Tom Staniforth let the drama of the story hold sway for a moment. He looked out at his audience and made brief eye contact with several. How gullible people are, he thought. They patently believe this codswallop.

“However, I promised to deal in facts, not legend,” he resumed in a businesslike tone. “Let us see what survives of the Odstock curse when we test it against reliable sources. The parish records are helpful. They tell us that the rector retired within a year, so that part is true, though we have no contemporaneous evidence for the throat cancer which was said to have robbed him of his power of speech. Nothing is known of bad luck afflicting Farmer Hodding except that his wife had a series of stillborn infants, which was not unusual in those days.
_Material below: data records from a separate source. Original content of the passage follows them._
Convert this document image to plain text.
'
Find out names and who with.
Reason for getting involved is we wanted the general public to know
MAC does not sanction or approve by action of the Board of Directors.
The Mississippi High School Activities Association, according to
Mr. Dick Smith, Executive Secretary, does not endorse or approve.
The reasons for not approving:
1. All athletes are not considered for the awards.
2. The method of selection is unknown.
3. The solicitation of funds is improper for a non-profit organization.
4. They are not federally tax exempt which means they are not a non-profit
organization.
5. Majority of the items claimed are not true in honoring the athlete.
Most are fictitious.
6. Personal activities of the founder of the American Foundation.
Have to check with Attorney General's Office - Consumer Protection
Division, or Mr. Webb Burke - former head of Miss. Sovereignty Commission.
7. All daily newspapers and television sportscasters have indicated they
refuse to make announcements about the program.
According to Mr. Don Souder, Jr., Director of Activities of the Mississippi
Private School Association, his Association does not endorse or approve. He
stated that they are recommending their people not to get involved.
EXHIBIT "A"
I was unable to verify the story that his crops failed and his herd had to be slaughtered after contracting anthrax. The sexton, it is true, appears in the records of burials a few months after he was cursed. As for the Bachelor brothers, they are not mentioned in the register again, but superstition has it that a pair of skeletons found in 1929 in a shallow grave on Odstock Down belonged to them.” Staniforth raised his hands to the audience. “So what? Even if they were the brothers, a supernatural explanation is unlikely. The possibility is high that the gypsies took revenge and disposed of the bodies. The so-called power of the gypsy’s curse is undermined if they had to resort to murder to make it come true. To sum up, ladies and gentlemen, I have to say that I find the Odstock curse a beguiling story that, sadly for believers in the occult, falls well within the bounds of coincidence and manipulation.”